Now, with the fall of Syria and the evisceration of Hezbollah, those logistics lines had all but dried up, and he was one of the last that had the talent being called upon today. A skill that he’d been promised would lead to a great strike against the hated IDF.

Waleed said, “Don’t tell me you actually have the truck.”

Hassan smiled and said, “I do. Full of ‘soda canisters’ for the café.”

“You made it through the checkpoints with the accelerant? I can’t believe it.”

“Neither can I. You’d think they’d know that your uncle’s café hasn’t served anything for close to a year, but they let me

through. Come out and see.”

Waleed followed Hassan to the back alley, seeing it filled with a panel truck large enough to make him move sideways to get

to the back. Hassan unlocked the clasp and raised the rear door, revealing bags of coffee, tea, and canned goods.

Waleed said, “Where is the accelerant? Is it fertilizer or what?”

Hassan clambered up, saying, “Follow me.”

Waleed did, stepping over various goods until he reached the back near the cab, where he saw what looked like six canisters

used for soda fountains, complete with commercial labels and valves. Hassan pointed at them and said, “That’s the accelerant.

I was told you don’t have to do anything special. Build the bomb however you like, just make it large enough to ignite the

accelerant, and we should have an explosion twice as big.”

Waleed tried to move one of the canisters, surprised at the weight. He said, “Heavy. What’s in it?”

Hassan shook his head, saying, “I have no idea. Some special sauce the Pasdaran invented.”

Waleed looked around the space, mentally measuring with his eyes. He said, “I have enough explosives for a hidden system,

but that’s not necessary here. I’m going to need more. Do you still have that cache of old artillery rounds?”

“I do. I was saving it for IED ambushes, though.”

Waleed said, “Let’s use it here. World War Z style.”

Hassan grinned at the inside joke, saying, “You finally get to do it.”

When the IDF began rolling into Jenin more than a year ago, Hassan had remarked that any suspicious activity brought the IDF

running like zombies to noise in the movie World War Z. Waleed had joked, “If only we could get them all to run into a stadium and then blow them up, like in the movie.”

From that germ of an idea, Waleed’s plan had bloomed. The Pasdaran had insisted on no militant activity for the last six months

to lure the IDF into a false sense of complacency, and Waleed and his men had complied. When given the word, he would unleash

his men, allowing them to simultaneously attack every checkpoint and IDF position within reach, then retreat into the ruins

of the Jenin refugee camp. When the IDF responded with overwhelming force, as they inevitably would, he would wait until they

flooded into the camp.

Then he would detonate this device.

Hassan said, “What is the attack timeline? Do you know yet?”

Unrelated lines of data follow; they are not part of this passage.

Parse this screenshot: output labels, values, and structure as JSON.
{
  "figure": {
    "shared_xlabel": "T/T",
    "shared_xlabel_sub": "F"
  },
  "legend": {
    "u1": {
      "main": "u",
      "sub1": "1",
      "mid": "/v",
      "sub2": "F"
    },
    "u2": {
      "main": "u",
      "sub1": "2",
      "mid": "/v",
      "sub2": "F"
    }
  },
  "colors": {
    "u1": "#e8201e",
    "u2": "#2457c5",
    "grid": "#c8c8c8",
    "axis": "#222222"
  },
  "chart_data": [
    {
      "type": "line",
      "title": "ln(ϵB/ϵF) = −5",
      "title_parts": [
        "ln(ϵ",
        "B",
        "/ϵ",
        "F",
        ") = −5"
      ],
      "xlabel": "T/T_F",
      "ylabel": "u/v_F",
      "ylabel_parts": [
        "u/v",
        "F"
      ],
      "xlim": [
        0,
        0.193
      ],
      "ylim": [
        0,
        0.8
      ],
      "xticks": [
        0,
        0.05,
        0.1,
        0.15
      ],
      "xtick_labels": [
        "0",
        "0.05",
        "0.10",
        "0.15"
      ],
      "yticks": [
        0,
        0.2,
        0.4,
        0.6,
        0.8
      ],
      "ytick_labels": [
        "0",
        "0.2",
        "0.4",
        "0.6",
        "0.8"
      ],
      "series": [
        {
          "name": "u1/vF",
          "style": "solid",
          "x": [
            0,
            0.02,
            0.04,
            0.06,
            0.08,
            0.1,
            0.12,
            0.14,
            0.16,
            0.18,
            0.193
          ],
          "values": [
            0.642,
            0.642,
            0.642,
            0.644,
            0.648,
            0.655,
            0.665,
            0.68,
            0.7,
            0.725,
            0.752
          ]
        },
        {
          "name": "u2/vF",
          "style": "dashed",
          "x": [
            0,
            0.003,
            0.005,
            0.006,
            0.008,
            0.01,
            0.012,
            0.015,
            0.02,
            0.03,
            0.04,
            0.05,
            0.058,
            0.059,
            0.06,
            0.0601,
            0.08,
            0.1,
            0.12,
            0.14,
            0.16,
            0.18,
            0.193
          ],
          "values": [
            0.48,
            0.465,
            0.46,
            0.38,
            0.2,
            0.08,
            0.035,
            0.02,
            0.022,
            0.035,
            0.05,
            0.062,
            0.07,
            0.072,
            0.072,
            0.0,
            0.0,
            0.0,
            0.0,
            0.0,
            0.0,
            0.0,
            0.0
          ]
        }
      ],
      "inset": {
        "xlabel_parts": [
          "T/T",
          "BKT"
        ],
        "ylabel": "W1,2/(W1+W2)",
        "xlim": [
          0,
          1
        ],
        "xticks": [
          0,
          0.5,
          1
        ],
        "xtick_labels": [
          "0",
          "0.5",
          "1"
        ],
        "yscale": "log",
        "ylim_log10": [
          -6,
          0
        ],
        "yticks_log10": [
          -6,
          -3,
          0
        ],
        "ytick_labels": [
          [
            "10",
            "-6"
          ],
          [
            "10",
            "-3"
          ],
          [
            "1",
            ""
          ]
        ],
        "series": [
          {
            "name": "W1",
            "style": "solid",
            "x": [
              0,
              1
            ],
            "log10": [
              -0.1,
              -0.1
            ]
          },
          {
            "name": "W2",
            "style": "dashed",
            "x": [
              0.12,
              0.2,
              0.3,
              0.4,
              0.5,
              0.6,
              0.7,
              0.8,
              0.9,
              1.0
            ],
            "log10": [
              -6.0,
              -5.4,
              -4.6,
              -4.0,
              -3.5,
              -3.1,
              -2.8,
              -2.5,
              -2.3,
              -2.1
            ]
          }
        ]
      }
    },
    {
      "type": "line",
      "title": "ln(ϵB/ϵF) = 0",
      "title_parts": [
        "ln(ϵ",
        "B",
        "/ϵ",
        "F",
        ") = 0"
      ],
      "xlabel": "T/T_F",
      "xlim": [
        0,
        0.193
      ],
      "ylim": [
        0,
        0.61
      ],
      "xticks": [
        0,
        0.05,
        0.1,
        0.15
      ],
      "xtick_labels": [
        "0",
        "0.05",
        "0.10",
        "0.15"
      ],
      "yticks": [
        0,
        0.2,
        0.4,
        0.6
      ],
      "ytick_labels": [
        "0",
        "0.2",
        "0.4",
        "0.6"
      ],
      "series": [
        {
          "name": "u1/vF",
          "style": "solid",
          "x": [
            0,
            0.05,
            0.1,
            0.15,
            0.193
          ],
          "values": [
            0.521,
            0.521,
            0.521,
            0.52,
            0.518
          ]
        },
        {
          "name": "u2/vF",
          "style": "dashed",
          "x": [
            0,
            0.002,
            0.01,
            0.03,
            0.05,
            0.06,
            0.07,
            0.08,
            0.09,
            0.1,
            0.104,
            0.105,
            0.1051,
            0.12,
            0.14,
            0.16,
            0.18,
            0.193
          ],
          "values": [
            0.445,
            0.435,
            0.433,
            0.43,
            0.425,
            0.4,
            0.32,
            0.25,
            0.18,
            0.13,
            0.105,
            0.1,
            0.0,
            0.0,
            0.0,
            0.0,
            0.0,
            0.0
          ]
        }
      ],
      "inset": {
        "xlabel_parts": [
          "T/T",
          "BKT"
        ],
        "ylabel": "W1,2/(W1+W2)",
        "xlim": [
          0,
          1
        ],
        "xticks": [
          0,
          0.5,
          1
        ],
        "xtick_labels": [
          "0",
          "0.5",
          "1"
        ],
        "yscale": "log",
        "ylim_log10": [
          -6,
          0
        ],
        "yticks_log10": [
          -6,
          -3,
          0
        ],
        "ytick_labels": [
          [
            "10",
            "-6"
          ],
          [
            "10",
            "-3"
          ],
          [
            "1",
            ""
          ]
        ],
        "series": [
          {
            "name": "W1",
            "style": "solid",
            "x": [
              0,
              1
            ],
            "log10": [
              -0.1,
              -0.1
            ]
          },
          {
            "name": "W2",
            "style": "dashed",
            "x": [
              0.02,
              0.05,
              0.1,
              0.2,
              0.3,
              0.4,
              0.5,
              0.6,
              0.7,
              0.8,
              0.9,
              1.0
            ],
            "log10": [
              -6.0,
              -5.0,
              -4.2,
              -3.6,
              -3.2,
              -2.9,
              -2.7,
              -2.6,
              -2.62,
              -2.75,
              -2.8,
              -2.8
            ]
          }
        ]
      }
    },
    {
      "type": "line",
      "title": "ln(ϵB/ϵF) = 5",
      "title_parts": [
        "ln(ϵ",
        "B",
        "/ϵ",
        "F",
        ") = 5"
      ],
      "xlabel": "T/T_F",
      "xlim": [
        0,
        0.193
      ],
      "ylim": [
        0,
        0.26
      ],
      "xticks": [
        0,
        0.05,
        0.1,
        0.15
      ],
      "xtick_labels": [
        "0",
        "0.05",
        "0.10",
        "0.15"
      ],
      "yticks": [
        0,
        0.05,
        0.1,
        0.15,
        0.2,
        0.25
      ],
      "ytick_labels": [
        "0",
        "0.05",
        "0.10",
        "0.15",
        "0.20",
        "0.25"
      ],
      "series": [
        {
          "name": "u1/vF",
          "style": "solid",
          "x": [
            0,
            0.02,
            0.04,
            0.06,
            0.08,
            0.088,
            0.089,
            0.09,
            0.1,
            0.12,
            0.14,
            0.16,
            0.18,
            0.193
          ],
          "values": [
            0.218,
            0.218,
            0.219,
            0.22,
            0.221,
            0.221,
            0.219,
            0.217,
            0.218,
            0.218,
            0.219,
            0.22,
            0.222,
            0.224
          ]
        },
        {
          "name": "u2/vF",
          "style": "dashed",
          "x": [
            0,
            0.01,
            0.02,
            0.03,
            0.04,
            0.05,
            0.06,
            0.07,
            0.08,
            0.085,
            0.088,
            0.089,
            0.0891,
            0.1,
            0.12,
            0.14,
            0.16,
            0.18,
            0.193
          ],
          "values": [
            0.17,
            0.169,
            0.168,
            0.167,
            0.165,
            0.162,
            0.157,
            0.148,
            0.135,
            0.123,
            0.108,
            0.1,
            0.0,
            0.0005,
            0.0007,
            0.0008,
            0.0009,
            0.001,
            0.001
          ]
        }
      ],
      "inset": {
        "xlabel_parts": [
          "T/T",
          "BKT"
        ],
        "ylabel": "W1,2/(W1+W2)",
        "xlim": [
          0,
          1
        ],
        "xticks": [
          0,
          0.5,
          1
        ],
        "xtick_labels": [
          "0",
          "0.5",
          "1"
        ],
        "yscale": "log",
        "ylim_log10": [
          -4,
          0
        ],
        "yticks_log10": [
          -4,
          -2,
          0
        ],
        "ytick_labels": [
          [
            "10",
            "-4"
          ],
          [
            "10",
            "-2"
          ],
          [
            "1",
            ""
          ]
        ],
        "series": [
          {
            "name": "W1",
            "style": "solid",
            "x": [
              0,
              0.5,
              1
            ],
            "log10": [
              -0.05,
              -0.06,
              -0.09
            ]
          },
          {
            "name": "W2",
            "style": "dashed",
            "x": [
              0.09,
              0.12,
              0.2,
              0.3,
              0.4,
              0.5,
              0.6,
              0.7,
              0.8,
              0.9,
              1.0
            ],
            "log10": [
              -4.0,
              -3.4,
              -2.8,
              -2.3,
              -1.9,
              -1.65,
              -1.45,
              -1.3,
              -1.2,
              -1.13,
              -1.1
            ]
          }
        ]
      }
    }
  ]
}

“No. It’s close, though. We need to be ready within two days, but we might have to wait after that. Make sure the men are

ready at a moment’s notice.”

“What are we waiting for? Why does the timing matter? Anything can change at any time. The longer we sit here, the more likely

they’ll find out our plan.”

“You are the only one who knows the entire plan. It will hold.”

“But what if another group conducts an attack? The PIJ or Hamas? They’ll bring the IDF in no matter how much we want them

not to, and they might find the truck.”

“I know, I know, but I’m told that we’re part of a larger plan. We don’t attack until we get the word from the Pasdaran. I

have a special cell phone solely for that. We wait for the phone to ring, and then we go. Not before.”

Hassan shook his head, but said nothing.

Waleed said, “Park this in the garage and let’s get to work on incorporating the extra explosives.”